Huiler une poêle de 30 cm de diamètre, et bien la tourner.

Verser la pâte et couvrir 30 secondes.

Une fois cuite, décoller la pâte doucement, puis la déposer sur une assiette légèrement huilée.

Déposer 1 c à c de farce au centre, étaler. Avec la spatule, refermer en rabattant les deux côtés, puis les deux autres.

Replier pour former un petit paquet.

Parsemer de ciboulette et d'échalotes frites.

Suggestion :

Dans le Sud, on ajoute des pousses de soja cuites à la vapeur, qu'on mélange avec du basilic et du concombre coupé en julienne ainsi que de la mortadelle vietnamienne en petites tranches.

Le tout servi avec une sauce, selon les goûts.

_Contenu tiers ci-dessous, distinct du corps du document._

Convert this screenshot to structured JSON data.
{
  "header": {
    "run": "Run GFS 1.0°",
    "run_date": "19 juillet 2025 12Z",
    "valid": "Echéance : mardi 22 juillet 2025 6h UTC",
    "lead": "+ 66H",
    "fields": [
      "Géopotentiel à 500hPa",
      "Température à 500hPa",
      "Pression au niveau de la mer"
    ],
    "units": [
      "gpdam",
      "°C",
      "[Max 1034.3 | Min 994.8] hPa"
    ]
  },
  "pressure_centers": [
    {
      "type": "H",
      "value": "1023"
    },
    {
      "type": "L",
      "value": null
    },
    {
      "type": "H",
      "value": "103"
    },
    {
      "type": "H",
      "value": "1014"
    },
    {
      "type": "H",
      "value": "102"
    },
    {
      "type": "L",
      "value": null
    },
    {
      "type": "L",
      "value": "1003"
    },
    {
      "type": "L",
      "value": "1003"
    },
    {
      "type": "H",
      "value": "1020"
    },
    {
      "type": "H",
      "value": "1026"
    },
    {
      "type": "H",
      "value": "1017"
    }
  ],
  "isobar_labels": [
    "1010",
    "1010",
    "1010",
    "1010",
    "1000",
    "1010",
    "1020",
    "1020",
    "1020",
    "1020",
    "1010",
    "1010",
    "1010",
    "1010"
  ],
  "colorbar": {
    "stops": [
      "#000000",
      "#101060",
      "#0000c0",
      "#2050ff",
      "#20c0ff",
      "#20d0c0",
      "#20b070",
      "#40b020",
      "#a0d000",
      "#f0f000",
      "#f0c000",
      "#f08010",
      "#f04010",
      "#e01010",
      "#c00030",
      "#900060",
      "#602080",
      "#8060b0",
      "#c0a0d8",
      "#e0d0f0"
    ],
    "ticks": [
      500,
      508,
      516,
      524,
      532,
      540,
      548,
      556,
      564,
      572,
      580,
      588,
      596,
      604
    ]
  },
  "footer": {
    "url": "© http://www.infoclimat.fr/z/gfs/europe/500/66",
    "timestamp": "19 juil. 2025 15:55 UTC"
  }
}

Salade de mangue aux crevettes

INGRÉDIENTS

Pour 2 personnes

• Temps de préparation : 20 min

• Temps de cuisson : 10 min

1 mangue,

© Stéphane Cadoret © Pixel Guide / Nicolas Villion © Alleycat Photograph
2 carottes râpées,

6 crevettes cuites moyennes,

quelques feuilles de basilic coupées,

2 c à s de cacahuètes grillées et pilées,

1 c à s d'échalotes frites,

un piment,

des herbes pour la décoration.

Pour le nuoc-mâm préparé :

2 c à s de nuoc-mâm pur,

3 c à s de sucre,

6 c à s d'eau chaude,

3 c à c de jus de citron,

1 c à c d'ail ou de piment haché, écrasé (facultatif).

Pour la sauce maison :

1/4 c à c de pâte de crevettes,

1/2 c à c d'ail haché, 1/2 c à c de jus de citron,

1 c à c de sucre,

1/2 c à c de poivre,

1 c à s de nuoc-mâm,

1 c à c de gingembre haché,

1 c à s de jus d'orange.

RECETTE

Préparation

Laisser mariner les légumes et les fruits dans 5 ou 6 c à s de nuoc-mâm préparé.

Ajouter le basilic, rectifier l'assaisonnement avec du nuoc-mâm préparé.

Disposer sur un plat, saupoudrer de cacahuètes pilées et d'échalotes frites et poser les crevettes sur le dessus.

Décorer avec des herbes, au choix, et un piment fendu.

Pour la sauce maison, mélanger les ingrédients et servir avec le plat.

Ailes de poulet au nuoc-mâm

INGRÉDIENTS

Pour 4 personnes

• Temps de préparation : 10 min

• Temps de cuisson : 20 min

© Stéphane Cadoret © Pixel Guide / Nicolas Villion © Alleycat Photograph
500 g d'ailes de poulet,

100 g de fécule de maïs,

7 c à c de nuoc-mâm,

1/2 c à c de poudre d'ail,

1 c à c de sucre,

1 c à c d'assaisonnement (bouillon de volaille en poudre),

1 bol d'huile végétale,

salade et tomates,

2 c à c de miel.

RECETTE

Préparation

Faire mariner les ailes de poulet avec 5 c à c de nuoc-mâm, la poudre d'ail, le sucre, l'assaisonnement pendant 30 min.

Avant de les faire frire, arroser les ailes de fécule de maïs.

Chauffer l'huile dans la poêle.

Quand l'huile commence à frémir, faire frire les ailes de poulet.

Retirer les ailes de poulet.

Mélanger 2 c à c de nuoc-mâm avec le miel.

A feu doux, mélanger le poulet avec la préparation pendant 1 min.

Servir chaud avec salade et tomates.